The couple had not been intimate for close to a year. Rachel believed that her husband was no longer interested in her.
She had tried to excite him but he brushed her off. Her attempts to discuss her concerns with him were futile, as he would simply remain quiet.
Rachel’s conclusion was that childbirth had deformed her body, causing Erick to keep off her. She made a decision to do tubal ligation since, in her analysis, child bearing had brought misery to her life.
“I would have wanted three children but see what these two have done,” she explained. “If I have the tubal ligation my body will shape up with time. But if I conceive again it will be the last straw on a camel’s back and divorce will be inevitable.”
I was convinced that Rachel’s analysis needed further investigation. I was sure Rachel was suffering from a defective body image.
My immediate recommendation was that she needed therapy to appreciate her beauty but beyond that, I also needed to talk to her husband to establish if he also had a problem.

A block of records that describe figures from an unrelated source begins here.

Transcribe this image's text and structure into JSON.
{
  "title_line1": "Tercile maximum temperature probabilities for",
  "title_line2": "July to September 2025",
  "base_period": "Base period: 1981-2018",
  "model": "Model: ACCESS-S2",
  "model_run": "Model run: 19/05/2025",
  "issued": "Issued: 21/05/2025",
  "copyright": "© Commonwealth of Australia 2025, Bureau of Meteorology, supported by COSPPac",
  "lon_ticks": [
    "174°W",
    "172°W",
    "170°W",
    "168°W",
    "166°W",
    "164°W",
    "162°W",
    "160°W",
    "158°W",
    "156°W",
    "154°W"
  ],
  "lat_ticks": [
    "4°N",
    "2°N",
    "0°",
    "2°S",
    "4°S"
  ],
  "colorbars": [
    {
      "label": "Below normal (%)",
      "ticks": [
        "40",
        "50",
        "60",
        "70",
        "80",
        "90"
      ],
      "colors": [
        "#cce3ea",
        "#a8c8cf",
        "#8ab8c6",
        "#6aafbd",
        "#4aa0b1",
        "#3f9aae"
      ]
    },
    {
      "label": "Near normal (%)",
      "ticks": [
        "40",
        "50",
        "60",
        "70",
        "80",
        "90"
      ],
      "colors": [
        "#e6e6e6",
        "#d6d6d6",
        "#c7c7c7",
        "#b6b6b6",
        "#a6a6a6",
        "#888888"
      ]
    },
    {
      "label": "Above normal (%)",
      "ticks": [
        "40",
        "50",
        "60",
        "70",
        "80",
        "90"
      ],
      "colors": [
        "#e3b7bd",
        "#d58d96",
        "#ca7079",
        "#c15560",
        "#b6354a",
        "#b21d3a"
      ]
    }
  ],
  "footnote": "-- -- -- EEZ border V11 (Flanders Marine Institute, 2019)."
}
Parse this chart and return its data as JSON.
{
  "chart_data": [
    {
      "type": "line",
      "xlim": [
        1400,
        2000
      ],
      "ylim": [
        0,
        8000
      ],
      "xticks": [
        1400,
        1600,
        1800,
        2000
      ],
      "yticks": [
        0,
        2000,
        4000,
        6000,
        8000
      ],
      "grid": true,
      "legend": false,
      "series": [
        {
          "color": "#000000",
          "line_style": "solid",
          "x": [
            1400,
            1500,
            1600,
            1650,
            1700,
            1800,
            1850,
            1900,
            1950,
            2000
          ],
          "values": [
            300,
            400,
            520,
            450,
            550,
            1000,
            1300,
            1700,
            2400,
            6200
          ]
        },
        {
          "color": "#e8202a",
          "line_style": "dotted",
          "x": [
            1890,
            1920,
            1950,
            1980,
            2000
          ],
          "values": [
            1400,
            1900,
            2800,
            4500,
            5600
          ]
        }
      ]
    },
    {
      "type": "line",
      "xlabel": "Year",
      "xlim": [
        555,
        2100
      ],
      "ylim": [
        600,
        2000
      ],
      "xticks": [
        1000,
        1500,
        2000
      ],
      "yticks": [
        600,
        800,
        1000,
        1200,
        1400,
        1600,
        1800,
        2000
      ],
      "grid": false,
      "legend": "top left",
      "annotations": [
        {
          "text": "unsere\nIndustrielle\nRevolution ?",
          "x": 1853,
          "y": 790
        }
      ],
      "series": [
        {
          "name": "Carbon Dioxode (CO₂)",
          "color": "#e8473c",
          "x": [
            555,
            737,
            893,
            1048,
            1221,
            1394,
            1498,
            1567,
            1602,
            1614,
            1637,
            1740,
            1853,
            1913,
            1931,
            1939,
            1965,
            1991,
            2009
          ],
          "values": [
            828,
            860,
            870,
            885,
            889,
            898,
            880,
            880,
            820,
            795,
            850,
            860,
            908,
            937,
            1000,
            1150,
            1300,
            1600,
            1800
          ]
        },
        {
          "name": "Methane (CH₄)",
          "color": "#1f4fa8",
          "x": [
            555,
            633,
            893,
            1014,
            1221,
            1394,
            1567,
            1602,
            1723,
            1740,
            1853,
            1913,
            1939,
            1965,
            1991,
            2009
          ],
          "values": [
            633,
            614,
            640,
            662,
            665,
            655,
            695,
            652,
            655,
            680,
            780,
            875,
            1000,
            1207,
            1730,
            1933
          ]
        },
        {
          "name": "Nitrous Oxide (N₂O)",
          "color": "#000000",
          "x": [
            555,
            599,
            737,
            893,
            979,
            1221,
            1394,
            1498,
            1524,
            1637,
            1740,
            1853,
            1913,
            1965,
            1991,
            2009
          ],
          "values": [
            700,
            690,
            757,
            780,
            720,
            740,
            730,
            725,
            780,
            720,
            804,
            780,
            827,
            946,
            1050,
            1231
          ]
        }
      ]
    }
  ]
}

Rachel brought Erick to the clinic on her next appointment. I interviewed and examined him. I also ordered for some laboratory tests.
Surprisingly, Erick appreciated Rachel’s beauty. He said that in spite of the two deliveries, his wife had taken good care of herself.
He sometimes felt jealous when men repeatedly admired his wife. He was sorry that he never told Rachel about these feelings.
“But why then are you not having sex with your wife?” I asked.
“I have no interest doctor, nothing to do with Rachel,” he replied. He said that he had also noted that he never got morning erections, a sign of normal functioning in men. “And the last time we had sex it was a mess, a weak erection which died off,” he said, staring into space.
The test results showed that Erick had low testosterone, a male hormone that is critical to the functioning of a man sexually. Erick was among many men who walk around with low testosterone. Such men have low libido, erection problems and sometimes delay in ejaculation during sex.
They may also feel fatigued most of the time, may be depressed and and if not treated for long, may develop weak bones and suffer fractures easily.
It is estimated that up to 8 per cent of men have testosterone deficiency and are mostly unaware of it.
“So are you able to help my husband to be normal again?” Rachel asked, her voice shaky and her eyes welling with tears. I nodded.
I put Erick on testosterone hormone treatment. This treatment requires close monitoring to ensure that the hormone levels are raised to physiological levels and not beyond.
Side effects are also monitored, especially to ensure that the prostate and the blood system remain healthy. The hormone can have adverse effects on these two systems.
Rachel also underwent therapy to appreciate her beauty. Therapy made her realise her beauty and she regained her confidence and self-esteem.
“Thank you for helping me realise my dream of a third pregnancy, I am happy and my husband is too,” Rachel said, interrupting my thoughts of what we had gone through for a year and bringing me back to today.
I nodded again and smiled. Yes, the circle was complete.